2020 Noncompliance May Play an Important Role in the Industry's Response to New Regs: Report

by Ship & Bunker News Team
Thursday August 10, 2017

The risk of noncompliance with the upcoming 0.50% global sulfur cap on marine fuel is "significant" and is likely to have been underestimated by forecasters looking to predict the impact of the new rules set to come into force in 2020, according to a new report released today.

On the upside, noncompliance may well play an important part of the industry's response to the new rules as it could help keep demand and price spikes for compliant fuel in check, the report adds.

"Forecasts of a tight diesel market give short shift to shippers' option of last resort: noncompliance. Unattractive as it might seem, noncompliance may play an important role in the shipping industry's response to the new rules—especially in view of the IMO's absence of enforcement capability on the high seas," the report says.

The finding was one of several conclusions from Slow Steaming To 2020: Innovation and Inertia in Marine Transport and Fuels, released today by The Center on Global Energy Policy (CGEP) at Columbia University and authored by CGEP Senior Research Scholar Antoine Halff.

For the record, IMO has yet to reveal its plans as to how the new cap will be enforced, but last year, Anna Larsson, Chair of the Trident Alliance, said there was a "sea of question marks" over the matter that was critical to the success of the rules.

The report notes that larger companies will likely comply with the new cap regardless as they will be wary of the reputational risks noncompliance could bring.

Thanks to their economies of scale, those companies will also be in a better position than smaller operators to shoulder the cost of compliance, the report says.

As a case in point, Alex Hjortnæs, Senior Newbuilding Manager at Dampskibsselskabet NORDEN A/S (NORDEN), recently told Ship & Bunker that the enforcement landscape would "not play a part" in its decisions on how to comply with the new cap.

However, when it came to smaller vessels, the report says there is a "strong likelihood of noncompliance on the high seas" because the ability to enforce the new rules is incredibly difficult.

There is also a lack of a credible deterrent, the report says, while also noting that "inspections and fines for noncompliance in ECAs, where enforcement is a far lesser challenge, have remained exceedingly rare and inconsequential."

"Given the lack of environmental police on the high seas, enforcement is a daunting challenge for the global cap's implementation. Efforts to beef up enforcement currently focus on tightening paperwork checks at ports, which is a cheaper but less effective approach than actual emission checks by flyover or satellite."

One factor exacerbating the enforcement problem, the report notes, is the fact that the new rules are a performance standard rather than a technical one.

That is, the rules require vessels to use a marine fuel with a maximum sulfur content of 0.50%, or permit the use of otherwise noncompliant fuel in conjunction with an exhaust gas scrubber or similar technology to achieve an equivalent method of compliance. 
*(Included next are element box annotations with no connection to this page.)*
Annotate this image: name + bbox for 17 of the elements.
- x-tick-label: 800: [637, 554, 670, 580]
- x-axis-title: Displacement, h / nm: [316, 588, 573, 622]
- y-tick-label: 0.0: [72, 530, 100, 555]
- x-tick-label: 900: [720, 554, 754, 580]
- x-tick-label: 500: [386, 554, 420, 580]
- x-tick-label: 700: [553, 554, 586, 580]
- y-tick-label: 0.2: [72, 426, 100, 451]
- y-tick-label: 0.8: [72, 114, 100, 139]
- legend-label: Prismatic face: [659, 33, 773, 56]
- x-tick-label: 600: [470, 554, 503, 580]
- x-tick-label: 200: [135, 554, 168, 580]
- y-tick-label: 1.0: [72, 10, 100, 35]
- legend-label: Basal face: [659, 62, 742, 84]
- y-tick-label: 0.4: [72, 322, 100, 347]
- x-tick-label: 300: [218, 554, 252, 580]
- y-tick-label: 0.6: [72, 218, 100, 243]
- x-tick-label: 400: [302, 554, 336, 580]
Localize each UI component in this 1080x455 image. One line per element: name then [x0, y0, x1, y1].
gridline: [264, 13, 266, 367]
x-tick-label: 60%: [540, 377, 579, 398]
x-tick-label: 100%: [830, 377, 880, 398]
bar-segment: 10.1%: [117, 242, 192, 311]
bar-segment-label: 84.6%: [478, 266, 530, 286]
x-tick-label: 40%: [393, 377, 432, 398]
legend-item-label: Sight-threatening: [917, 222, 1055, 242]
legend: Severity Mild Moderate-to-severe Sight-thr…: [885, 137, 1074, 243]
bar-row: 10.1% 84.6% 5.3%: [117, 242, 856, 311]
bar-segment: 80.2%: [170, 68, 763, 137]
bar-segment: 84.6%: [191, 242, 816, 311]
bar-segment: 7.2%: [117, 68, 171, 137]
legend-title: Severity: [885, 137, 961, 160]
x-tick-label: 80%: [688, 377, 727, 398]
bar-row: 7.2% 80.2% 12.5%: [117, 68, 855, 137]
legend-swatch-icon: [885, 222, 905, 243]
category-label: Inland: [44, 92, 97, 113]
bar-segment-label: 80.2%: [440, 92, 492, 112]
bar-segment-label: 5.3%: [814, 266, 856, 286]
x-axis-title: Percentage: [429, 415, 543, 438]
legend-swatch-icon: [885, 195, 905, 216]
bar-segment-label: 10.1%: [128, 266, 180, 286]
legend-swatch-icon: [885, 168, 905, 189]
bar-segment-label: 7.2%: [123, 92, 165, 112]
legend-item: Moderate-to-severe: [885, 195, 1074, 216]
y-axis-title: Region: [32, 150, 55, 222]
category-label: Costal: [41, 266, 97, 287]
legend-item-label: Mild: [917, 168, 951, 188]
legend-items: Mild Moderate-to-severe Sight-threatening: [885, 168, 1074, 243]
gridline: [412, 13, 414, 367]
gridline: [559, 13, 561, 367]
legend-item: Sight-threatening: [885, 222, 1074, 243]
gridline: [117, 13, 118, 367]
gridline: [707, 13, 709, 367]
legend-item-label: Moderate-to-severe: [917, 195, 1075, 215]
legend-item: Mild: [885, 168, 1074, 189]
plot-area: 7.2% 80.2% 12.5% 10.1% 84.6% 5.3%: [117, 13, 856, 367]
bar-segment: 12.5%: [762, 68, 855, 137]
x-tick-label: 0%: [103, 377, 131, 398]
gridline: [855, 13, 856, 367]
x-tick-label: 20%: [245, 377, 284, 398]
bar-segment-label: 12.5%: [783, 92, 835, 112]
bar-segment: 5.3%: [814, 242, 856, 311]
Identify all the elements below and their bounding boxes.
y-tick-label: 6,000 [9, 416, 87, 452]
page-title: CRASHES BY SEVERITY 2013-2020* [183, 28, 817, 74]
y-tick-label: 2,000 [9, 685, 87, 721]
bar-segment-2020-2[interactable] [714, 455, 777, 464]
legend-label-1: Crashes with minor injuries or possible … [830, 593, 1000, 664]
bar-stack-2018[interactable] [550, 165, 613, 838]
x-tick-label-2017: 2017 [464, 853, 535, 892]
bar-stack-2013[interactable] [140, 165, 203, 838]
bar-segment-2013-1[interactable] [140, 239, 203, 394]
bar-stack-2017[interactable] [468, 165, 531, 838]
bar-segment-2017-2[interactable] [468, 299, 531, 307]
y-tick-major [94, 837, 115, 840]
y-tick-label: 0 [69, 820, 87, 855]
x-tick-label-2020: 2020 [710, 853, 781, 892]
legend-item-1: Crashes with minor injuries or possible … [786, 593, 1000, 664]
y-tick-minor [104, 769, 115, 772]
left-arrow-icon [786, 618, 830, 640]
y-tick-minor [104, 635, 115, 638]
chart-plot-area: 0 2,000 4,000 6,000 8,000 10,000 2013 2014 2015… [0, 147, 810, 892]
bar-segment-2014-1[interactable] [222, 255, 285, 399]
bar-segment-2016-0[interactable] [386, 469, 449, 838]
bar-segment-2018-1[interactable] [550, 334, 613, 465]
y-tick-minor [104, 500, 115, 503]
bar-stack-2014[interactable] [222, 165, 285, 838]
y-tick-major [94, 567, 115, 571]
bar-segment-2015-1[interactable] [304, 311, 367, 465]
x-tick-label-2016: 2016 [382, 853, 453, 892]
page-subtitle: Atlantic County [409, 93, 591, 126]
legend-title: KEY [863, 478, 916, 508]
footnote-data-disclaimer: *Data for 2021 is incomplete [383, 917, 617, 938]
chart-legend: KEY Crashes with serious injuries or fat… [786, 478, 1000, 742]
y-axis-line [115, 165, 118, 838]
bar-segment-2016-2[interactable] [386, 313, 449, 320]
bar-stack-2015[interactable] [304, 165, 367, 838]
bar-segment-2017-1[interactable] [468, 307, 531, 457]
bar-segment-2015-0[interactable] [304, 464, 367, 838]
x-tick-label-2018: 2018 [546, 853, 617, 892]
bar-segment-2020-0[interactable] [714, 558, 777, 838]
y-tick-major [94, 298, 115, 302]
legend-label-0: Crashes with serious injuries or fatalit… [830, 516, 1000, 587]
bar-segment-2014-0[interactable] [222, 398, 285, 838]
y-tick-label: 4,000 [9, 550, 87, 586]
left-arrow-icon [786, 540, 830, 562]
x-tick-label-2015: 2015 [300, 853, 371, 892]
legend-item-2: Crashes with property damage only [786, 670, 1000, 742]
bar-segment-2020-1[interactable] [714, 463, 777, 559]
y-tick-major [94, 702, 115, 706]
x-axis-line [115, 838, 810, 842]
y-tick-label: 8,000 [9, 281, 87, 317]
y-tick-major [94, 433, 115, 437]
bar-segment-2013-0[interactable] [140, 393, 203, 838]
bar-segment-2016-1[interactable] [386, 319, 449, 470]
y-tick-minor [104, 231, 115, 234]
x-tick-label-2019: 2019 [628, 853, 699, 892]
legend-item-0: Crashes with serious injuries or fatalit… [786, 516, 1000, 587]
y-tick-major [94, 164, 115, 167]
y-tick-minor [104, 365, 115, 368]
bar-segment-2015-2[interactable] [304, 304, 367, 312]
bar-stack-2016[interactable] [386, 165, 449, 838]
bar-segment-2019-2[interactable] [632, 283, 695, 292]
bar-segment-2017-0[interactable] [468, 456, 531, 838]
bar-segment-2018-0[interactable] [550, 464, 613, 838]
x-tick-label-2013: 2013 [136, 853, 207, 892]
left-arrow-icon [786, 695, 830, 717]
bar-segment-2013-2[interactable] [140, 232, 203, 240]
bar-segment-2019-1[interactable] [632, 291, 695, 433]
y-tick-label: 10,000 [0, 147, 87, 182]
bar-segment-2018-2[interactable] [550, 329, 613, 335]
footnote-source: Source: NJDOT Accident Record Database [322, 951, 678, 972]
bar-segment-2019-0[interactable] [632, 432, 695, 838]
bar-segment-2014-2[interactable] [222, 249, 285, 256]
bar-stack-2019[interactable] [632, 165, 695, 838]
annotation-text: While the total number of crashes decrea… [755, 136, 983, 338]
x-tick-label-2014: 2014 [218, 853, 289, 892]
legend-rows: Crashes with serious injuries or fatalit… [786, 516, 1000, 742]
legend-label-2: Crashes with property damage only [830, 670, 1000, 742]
"Performance standards like the global sulfur cap are inherently challenging to enforce, compared to technical standards. In the case of the sulfur cap, the challenge is particularly overwhelming, given the technical difficulty of tracking air emissions from a ship at sea and the complete lack of any credible enforcement authority on the high seas," the report says.

"Despite ongoing efforts to address it, the problem of verifying compliance with the global SOx cap remains fundamentally unresolved."